Her voice became more conversational. “I want to buy a house.”
I nodded and then smiled just to let her know that she shouldn’t take her current annual wage personally. “Then you should work hard and save your money.”
“Fuck you.”
“It’s amazing the respect I seem to command from my staff, isn’t it?”
Janine, who sat behind the desk, was my dispatcher Ruby’s granddaughter. She looked up at us from her paperback, nodded, and scratched under her chin with the large, pink eraser of her pencil. “Amazing.”
Vic leaned her back against the counter and crossed her legs at the ankles. “I’m not kidding, at least about the house. I’m tired of living in a place with wheels on it.”

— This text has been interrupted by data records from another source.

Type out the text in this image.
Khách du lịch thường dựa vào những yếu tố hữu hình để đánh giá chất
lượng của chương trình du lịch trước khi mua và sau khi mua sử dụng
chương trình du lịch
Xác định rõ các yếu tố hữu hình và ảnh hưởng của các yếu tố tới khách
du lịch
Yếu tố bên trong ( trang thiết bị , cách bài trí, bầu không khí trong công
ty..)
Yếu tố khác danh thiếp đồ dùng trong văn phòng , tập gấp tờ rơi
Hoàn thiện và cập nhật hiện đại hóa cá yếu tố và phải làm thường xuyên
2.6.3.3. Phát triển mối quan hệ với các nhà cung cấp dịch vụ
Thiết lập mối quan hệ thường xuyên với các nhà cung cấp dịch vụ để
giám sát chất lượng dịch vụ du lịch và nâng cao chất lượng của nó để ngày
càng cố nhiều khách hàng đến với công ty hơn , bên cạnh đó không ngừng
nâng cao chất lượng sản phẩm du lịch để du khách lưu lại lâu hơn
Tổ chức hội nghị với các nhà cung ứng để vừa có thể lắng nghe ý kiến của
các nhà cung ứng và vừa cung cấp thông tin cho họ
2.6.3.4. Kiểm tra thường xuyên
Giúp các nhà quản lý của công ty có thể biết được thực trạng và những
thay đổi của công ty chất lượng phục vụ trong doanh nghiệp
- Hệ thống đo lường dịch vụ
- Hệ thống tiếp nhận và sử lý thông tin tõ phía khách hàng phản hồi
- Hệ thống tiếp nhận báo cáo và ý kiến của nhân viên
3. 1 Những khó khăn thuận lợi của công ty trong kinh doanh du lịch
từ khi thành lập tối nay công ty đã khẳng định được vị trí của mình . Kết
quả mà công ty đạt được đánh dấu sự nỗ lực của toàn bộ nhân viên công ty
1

Ever since arriving in county, Vic had occupied a single-wide by the highway, and I’d often wondered why she hadn’t taken up a more permanent residence. Perhaps my latest re-election and promise to abdicate to her in two years was having an effect. “Where is this house you want?”
“Over on Kisling. It’s a little Craftsman place.”
I looked past her. “The one with the red door?”
She didn’t say anything for a moment. “Okay, who died there?”
I shrugged. “Nobody. I just drove by yesterday and saw a for sale sign. Do you know that the Jacobites in Scotland painted their doors red in support of the Forty-Five Rebellion and Bonnie Prince Charlie?”
“Do you know I don’t give a bonnie big shit?”
Janine snickered.
Vic uncrossed her ankles and shifted from one booted foot to the other. “I’ve got an appointment to go over and look at it again tonight. I guess there’s a bunch of people interested.”
“Would you like me to go with you?”
She raised an exquisite eyebrow. “Why in the
This Old House
hell would I want you to do that?”
She had a point; my home skills were just short of negligible—I’d only gotten around to having the Mexican tile in my six-year-old log cabin installed this past fall. “It’s a guy thing; even if you don’t know anything about cars, you open the hood and look at the engine.”